I made my way through the kitchen and a narrow hallway into a glass-walled sunroom that my father had transformed into a greenhouse. My mother used it as a morning room to drink her tea and listen to her music, piped through brand-new speakers hidden within the walls according to Sophie’s advice. The room had been a later addition to the house, but that was no reason to desecrate (Sophie’s word) the integrity of a historic house with unsightly modern conveniences.

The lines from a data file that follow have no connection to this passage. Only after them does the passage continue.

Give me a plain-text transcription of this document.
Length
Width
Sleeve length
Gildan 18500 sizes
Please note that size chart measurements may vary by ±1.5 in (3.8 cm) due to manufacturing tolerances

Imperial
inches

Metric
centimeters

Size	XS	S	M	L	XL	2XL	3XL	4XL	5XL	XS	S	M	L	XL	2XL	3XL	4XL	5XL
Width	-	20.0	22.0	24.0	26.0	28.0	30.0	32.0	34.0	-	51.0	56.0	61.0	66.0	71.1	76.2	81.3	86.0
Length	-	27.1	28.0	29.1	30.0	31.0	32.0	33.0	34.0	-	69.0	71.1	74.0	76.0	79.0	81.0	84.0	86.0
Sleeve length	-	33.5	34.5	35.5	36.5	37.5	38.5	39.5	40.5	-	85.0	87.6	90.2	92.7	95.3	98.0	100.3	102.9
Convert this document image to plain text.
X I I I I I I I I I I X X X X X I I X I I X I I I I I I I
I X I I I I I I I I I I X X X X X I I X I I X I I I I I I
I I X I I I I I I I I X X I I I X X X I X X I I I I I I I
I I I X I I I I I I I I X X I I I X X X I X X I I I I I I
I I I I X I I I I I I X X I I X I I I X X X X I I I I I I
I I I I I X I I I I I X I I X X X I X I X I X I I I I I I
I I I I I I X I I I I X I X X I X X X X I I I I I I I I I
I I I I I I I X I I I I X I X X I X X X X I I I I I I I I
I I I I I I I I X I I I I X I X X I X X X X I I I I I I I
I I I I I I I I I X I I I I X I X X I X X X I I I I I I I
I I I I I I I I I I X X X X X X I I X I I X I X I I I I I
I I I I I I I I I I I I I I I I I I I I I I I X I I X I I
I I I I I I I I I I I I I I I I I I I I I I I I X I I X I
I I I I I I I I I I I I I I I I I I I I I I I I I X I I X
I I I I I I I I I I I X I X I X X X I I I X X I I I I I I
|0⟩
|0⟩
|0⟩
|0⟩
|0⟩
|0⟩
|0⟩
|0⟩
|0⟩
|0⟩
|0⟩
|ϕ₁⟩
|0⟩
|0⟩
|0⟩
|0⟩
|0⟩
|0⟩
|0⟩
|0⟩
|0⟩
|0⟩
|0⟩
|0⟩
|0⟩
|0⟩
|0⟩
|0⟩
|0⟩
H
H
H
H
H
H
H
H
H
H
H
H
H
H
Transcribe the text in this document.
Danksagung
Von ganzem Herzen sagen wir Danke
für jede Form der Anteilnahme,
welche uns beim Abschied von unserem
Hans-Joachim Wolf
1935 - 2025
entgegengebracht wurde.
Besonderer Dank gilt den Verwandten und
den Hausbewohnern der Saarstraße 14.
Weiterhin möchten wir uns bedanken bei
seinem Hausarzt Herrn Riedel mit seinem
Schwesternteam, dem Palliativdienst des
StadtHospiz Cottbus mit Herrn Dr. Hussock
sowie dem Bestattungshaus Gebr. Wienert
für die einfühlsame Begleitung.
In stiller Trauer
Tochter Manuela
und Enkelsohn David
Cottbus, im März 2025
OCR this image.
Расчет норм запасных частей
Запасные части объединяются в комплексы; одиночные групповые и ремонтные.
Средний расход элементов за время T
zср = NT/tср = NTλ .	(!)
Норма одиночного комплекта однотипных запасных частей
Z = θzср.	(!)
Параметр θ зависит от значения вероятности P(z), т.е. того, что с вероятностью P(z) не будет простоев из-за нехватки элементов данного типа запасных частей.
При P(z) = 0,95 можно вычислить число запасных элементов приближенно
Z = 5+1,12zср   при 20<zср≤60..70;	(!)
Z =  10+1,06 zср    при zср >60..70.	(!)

My mother, wearing a thick red velvet lounging robe and matching slippers, reclined on a chaise, delicately sipping from a teacup. “Hello, Mellie. I’m sorry—I didn’t hear the doorbell.”
“It didn’t...” I began, then stopped when I realized she wasn’t alone.
“Hi, Melanie.” Rebecca sat opposite my mother in an upholstered armchair that had been my grandmother’s but was recently re-covered ina gorgeous Liberty of London floral print. Rebecca looked small and wan within its brightly patterned cushions, and I wondered if she might be sick. Or if something had happened to Pucci, since her ubiquitous four-legged companion wasn’t with her. Her eyes looked puffy and red rimmed and I wondered if she might have lost her favorite pair of pink gloves.
“Oh, hello, Rebecca. I didn’t expect to see you here.”